Diretamente relacionada com a resistência à insulina, o diabetes mellitus é uma doença onde os níveis de açúcar no sangue se elevam devido ao fato de o pâncreas não produzir qualquer insulina ou não produzir insulina suficiente, para ajudar a glicose a entrar nas células do corpo - ou a insulina que é produzida não funciona adequadamente, o que chama-se de resistência à insulina.

Acontece que, no caso das mulheres, o período da menopausa também demanda uma atenção extra, já que essa é uma fase em que, devido à redução do metabolismo e dos hormônios femininos, uns quilinhos a mais podem surgir. Esse peso extra é um fator de risco para a resistência insulínica - ou seja, para o diabetes.

Para que você entenda melhor, os hormônios estrógeno e progesterona auxiliam no controle da insulina, porém, com a chegada da menopausa o corpo da mulher deixa de produzir estes hormônios e com isso é possível que os níveis de açúcar no sangue se tornem mais instáveis, e, para aquelas diagnosticas com diabetes antes do período da menopausa, pode ser necessário ajustar as doses dos medicamentos.

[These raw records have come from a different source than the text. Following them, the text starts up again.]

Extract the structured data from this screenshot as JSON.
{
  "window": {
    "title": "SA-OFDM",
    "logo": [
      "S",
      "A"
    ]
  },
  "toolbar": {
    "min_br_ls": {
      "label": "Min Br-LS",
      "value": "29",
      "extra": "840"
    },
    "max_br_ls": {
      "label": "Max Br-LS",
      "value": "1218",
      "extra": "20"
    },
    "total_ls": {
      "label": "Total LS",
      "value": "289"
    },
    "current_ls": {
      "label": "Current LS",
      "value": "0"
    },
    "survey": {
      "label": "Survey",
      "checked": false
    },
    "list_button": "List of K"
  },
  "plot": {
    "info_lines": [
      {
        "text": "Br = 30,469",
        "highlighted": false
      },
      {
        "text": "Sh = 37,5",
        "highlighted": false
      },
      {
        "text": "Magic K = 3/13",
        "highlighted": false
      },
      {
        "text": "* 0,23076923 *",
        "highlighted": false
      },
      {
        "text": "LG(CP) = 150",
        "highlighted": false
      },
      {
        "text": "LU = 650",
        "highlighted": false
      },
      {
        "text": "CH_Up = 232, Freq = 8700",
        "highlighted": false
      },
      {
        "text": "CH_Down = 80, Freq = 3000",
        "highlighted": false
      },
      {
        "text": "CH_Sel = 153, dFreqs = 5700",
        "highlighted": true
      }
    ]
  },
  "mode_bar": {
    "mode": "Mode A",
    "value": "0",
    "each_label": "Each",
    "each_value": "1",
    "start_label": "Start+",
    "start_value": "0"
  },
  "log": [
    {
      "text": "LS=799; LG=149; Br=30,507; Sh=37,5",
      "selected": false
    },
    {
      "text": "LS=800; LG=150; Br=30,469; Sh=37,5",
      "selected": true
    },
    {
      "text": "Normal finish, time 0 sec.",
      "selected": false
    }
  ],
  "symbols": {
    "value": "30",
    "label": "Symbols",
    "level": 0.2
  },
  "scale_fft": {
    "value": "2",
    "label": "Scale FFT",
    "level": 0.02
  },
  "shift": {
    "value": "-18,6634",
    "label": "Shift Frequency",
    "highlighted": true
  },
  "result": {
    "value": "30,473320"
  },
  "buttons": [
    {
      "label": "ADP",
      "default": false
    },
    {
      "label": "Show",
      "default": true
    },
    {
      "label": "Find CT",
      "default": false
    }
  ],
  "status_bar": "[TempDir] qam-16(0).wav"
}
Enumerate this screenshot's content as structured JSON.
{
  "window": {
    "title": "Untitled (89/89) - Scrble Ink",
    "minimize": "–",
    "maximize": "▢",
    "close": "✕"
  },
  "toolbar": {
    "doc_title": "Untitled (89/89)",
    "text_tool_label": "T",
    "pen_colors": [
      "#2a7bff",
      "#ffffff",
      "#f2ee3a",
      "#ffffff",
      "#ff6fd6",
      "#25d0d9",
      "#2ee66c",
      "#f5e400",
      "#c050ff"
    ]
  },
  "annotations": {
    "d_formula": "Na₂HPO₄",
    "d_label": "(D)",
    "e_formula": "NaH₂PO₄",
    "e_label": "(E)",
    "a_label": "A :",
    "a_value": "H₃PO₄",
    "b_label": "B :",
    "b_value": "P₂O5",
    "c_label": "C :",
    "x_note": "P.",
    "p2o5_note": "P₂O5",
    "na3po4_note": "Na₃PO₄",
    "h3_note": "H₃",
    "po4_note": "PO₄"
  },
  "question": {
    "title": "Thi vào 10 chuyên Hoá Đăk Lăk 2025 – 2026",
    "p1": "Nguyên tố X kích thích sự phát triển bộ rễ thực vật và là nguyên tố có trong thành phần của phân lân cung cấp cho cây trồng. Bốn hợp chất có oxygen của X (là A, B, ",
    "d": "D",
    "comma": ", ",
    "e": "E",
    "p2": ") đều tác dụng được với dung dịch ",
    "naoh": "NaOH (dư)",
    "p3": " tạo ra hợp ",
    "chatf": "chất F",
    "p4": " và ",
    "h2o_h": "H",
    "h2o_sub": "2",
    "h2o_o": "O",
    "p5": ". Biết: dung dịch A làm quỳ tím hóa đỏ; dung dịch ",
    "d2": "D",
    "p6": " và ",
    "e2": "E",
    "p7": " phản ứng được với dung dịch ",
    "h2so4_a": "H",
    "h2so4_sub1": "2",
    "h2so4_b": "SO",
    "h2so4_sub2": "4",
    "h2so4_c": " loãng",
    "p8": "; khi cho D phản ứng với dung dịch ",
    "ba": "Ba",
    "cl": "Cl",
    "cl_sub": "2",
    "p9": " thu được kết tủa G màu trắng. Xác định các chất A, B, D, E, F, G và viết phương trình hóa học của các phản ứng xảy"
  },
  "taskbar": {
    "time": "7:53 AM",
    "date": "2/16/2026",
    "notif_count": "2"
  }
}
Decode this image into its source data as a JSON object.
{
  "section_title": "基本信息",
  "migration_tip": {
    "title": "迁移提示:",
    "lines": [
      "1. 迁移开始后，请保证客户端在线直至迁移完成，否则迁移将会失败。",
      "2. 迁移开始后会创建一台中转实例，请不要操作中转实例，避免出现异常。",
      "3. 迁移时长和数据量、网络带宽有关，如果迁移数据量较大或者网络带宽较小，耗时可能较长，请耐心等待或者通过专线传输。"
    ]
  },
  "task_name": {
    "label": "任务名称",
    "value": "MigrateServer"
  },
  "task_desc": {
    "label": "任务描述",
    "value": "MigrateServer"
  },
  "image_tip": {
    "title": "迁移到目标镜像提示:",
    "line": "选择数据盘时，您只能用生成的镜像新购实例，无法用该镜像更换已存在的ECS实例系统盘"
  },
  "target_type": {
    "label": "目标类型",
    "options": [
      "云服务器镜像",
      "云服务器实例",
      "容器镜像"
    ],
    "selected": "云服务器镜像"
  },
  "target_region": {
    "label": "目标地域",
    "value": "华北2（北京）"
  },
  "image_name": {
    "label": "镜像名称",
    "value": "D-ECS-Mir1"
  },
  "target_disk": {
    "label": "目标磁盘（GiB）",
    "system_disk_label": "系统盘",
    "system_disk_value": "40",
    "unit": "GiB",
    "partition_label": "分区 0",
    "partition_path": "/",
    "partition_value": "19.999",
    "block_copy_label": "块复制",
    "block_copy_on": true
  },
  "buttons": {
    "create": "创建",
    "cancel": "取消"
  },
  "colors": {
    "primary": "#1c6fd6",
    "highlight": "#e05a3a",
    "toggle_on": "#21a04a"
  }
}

“Se os hormônios são fatores determinantes nesse processo, poderia a reposição hormonal ajudar no controle da glicemia?”. Essa é uma pergunta constante para quem lida com o assunto, mas pesquisas ainda são inconclusivas, já que apontam resultados conflituosos.

Mas, uma pesquisa realizada na Universidade de Skopje, na Macedônia, um país localizado na península balcânica, no sudeste da Europa, ao analisar, por doze meses, a condição de saúde de 40 mulheres - metade delas submetidas à terapia de reposição hormonal, e outras que não usaram o método para servirem como grupo de controle - no período pós-menopausa, perceberam que a terapia de reposição hormonal foi associada a uma diminuição significativa da resistência à insulina.

Apesar dessa ser uma notícia animadora quando falamos em tratamento e prevenção ao diabetes, os autores apontam que ensaios clínicos maiores ainda serão necessários para entender se a terapia de reposição hormonal pode melhorar a resistência à insulina e a homeostase da glicose em mulheres com diabetes, especialmente quando dadas logo após a entrada na menopausa.

Converse com seu médico e, principalmente, com sua ginecologista, caso você esteja entrando na menopausa e sinta que esse período tem influenciado seus marcadores glicêmicos - para notar tal oscilação, o recomendado é monitorar a glicemia. Somente um profissional especializado poderá decidir se o tratamento com reposição hormonal é indicado para o seu caso.

Conte comigo para isso.

Fontes: Bitoska, et al. Effects of Hormone Replacement Therapy on Insulin Resistance in Postmenopausal Diabetic Women. Open Access Maced J Med Sci. 2016 Mar 15; 4(1): 83–88.